FOR THE past two years, policymakers in most of the world’s biggest economies have faced an excruciating stagflationary dilemma. They have wrestled simultaneously with high inflation, which demands steep interest rates, and fears of a recession, which would normally call for policy easing. The exception is China.
It is now struggling with both slowing growth and dangerously low inflation: stagnation, not stagflation. New figures show that consumer prices fell by 0.3% in July, compared with a year earlier. Officials were quick to blame volatile food prices.
But the deflationary pressure is more widespread. The prices charged by exporters and other producers are tumbling. A property developer’s missed bond payment on August 6th was a stark reminder of China’s ongoing housing slump.

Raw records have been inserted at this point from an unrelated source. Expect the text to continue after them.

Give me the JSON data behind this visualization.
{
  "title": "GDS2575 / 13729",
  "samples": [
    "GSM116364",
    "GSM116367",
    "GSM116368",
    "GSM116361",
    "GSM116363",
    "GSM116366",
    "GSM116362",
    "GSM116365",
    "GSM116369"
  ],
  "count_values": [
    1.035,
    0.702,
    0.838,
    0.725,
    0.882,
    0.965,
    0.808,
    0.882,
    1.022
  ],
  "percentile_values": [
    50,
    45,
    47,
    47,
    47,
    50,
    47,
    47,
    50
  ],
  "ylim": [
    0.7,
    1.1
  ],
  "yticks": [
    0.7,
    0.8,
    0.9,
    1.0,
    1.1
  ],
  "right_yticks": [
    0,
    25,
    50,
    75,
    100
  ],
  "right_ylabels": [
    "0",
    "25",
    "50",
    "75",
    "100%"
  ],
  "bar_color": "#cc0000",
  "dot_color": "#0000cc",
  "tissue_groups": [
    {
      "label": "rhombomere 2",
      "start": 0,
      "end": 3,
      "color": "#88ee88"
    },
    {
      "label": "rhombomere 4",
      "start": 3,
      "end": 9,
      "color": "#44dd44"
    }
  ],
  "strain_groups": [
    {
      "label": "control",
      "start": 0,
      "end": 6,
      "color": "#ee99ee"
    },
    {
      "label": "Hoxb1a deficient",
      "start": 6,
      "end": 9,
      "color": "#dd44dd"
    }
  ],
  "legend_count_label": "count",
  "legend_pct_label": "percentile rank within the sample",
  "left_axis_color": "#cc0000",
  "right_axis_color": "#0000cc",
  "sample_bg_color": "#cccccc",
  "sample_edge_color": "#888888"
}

And the economy’s “nominal" growth rate (which does not strip out the effects of inflation) has dropped below its real, inflation-adjusted rate. This implies that many prices across the economy are falling. This combination of slow growth and deflationary peril is troubling.
But it is not a dilemma. The textbook response to both problems is stimulus, which should revive spending, lift growth and dispel deflation. Scylla and Charybdis are on the same side of the strait.
China’s government is seeking to put things right by cutting red tape and setting consumer-friendly regulations, but it has neglected two obvious policy instruments: interest rates and central-government spending. The central bank has cut rates by only 0.1 percentage points. Given falling inflation, the real cost of borrowing is growing.